I'll make a PR for this. There is some unrelated work for the PR to pass, which takes some cleaning.
@BradenDKelly I encountered the problem a few weeks ago. This happens because iodata first tries to identify the element (and atomic numbers) from columns 77-78 which is empty in your PDB (it is common for PDB files not to have this common apparently, but all the ones we tested with had this column). If not available, iodata using the atom name (columns 13-16) to identify the element by grabbing its first element. So, it wrongly interprets the CL15 atom name as a C atom. See See Overview of ATOM records.

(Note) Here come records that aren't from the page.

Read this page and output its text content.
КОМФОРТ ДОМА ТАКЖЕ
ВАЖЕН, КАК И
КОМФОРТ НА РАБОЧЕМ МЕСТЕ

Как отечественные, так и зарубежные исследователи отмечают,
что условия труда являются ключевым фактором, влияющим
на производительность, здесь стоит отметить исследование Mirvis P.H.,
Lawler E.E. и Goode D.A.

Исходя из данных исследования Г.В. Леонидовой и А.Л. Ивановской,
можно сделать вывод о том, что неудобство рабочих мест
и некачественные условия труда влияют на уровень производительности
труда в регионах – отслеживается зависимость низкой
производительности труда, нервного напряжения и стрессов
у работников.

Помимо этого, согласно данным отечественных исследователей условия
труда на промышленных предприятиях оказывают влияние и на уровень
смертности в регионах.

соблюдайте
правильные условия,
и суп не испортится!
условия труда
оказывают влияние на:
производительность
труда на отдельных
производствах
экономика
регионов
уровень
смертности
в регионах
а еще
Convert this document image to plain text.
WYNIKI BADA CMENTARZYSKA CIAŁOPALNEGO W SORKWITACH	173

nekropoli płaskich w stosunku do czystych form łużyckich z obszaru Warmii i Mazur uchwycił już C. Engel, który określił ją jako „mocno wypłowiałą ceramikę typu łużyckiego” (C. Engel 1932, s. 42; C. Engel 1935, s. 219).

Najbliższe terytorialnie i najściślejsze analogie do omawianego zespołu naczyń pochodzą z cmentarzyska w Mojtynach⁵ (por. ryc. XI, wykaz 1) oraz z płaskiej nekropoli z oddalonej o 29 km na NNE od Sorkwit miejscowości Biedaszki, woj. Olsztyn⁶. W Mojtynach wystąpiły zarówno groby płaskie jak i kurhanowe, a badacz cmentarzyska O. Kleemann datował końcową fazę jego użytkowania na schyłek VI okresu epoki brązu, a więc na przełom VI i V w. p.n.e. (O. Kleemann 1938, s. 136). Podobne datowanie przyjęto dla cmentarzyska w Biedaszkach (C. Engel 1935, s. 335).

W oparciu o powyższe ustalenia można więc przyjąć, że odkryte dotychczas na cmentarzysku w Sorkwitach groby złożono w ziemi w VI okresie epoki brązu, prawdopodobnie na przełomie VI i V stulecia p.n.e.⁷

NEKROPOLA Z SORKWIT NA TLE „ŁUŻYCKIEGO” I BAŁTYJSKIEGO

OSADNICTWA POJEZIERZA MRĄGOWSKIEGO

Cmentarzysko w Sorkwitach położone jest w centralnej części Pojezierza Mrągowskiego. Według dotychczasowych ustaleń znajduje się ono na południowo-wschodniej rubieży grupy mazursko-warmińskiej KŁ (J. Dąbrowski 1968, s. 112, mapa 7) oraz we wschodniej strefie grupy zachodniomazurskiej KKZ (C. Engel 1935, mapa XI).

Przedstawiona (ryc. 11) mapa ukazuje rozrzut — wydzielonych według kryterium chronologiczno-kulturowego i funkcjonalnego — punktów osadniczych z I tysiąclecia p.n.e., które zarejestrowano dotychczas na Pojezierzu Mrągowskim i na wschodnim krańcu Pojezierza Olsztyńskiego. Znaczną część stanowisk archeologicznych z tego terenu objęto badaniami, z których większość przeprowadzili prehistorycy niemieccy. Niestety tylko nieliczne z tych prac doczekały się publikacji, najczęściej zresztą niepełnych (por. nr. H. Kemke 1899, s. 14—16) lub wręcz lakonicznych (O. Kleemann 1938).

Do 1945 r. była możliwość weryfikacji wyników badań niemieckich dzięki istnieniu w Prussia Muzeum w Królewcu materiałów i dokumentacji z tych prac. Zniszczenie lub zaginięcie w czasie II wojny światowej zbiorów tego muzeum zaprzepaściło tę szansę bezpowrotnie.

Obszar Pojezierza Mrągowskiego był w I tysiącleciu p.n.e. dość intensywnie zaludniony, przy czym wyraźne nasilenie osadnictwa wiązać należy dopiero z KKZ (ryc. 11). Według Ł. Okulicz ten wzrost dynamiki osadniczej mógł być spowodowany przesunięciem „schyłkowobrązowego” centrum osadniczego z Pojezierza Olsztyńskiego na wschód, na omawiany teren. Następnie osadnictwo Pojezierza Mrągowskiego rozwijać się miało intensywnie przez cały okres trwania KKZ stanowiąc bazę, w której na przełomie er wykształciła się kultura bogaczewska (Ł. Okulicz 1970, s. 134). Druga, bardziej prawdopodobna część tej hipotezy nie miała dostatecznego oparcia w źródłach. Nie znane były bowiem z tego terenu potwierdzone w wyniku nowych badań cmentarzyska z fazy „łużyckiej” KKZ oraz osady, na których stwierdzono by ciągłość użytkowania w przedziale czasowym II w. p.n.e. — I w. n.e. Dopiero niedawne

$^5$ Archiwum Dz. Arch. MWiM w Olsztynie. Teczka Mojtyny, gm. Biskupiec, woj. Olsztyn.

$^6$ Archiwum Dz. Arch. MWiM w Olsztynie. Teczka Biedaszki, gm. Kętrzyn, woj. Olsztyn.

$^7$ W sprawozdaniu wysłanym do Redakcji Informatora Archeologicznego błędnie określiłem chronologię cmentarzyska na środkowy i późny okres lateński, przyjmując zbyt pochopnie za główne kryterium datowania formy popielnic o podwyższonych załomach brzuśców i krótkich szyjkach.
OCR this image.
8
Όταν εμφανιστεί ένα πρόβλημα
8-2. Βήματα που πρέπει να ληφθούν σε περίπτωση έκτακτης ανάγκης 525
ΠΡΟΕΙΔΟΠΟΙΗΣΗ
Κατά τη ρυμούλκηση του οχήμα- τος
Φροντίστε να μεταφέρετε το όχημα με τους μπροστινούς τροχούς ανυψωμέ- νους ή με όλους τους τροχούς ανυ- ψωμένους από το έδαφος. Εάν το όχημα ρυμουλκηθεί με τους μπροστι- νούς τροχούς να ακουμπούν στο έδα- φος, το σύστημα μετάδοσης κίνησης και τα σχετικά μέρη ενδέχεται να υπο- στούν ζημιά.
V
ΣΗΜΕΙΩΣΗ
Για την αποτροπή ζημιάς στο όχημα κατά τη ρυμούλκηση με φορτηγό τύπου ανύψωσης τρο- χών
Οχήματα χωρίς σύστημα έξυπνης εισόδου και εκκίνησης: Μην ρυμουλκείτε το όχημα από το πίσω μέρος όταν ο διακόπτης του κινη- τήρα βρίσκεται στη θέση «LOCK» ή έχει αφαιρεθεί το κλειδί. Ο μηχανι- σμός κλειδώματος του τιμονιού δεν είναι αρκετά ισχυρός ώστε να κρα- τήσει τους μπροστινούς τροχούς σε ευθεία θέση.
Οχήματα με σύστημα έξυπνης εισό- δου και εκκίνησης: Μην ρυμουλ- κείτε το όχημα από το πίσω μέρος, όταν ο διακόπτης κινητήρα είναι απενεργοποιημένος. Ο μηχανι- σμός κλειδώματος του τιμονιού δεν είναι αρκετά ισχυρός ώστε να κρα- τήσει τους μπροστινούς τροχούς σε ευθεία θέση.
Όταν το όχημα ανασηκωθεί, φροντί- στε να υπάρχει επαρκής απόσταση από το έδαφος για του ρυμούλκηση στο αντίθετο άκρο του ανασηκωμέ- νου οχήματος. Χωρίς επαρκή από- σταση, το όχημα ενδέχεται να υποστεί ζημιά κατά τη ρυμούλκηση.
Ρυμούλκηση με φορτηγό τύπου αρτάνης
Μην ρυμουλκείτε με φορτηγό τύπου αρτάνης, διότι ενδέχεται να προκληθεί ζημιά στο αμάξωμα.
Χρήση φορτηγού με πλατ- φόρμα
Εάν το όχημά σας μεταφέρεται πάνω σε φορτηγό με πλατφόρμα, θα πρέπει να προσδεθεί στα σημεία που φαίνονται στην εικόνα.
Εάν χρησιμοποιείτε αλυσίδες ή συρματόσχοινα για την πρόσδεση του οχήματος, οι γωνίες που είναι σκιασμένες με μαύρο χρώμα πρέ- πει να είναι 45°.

I am not sure what is a quick fix, because we might have CD atom name in a protein, which should be interpreted as C element, but what if we have a Cadmium atom in a PDB (which would have a CD atom name as well, if I am not wrong).
It is a surprising little problem that is not as easy to fix as it seems. It is unfortunate that often the last column is not present. In many ways that voids warranty. Because of the conundrum of proteins and other elements sharing the same abbrev, it makes it very difficult. Part of me certainly leans towards some kind of warning if that last column is missing with a note for the user sayimg to check it out... Kind of like how force field generating software will almost always give you parameters but sometimes the fineprint lets you know the parameters are probably better to use as random number generator seeds than as spring constants or torsion barriers.
@FarnazH To come back to this: the columns 13-16 do not necessarily say which element it is, e.g. CA can be alpha carbon, not Calcium, CD can be delta carbon, not Cadmium. There may also be weird things like XY etc. The element should be put in columns 77-78. Programs that don't follow these conventions are essentially broken. #284 fixes this as much as is reasonably possible, but there is no perfect way of dealing with broken files. I'm going to include a warning when the load function does this kind of guesswork, so users know that they should be careful, despite the fact that we try to make the best possible guess.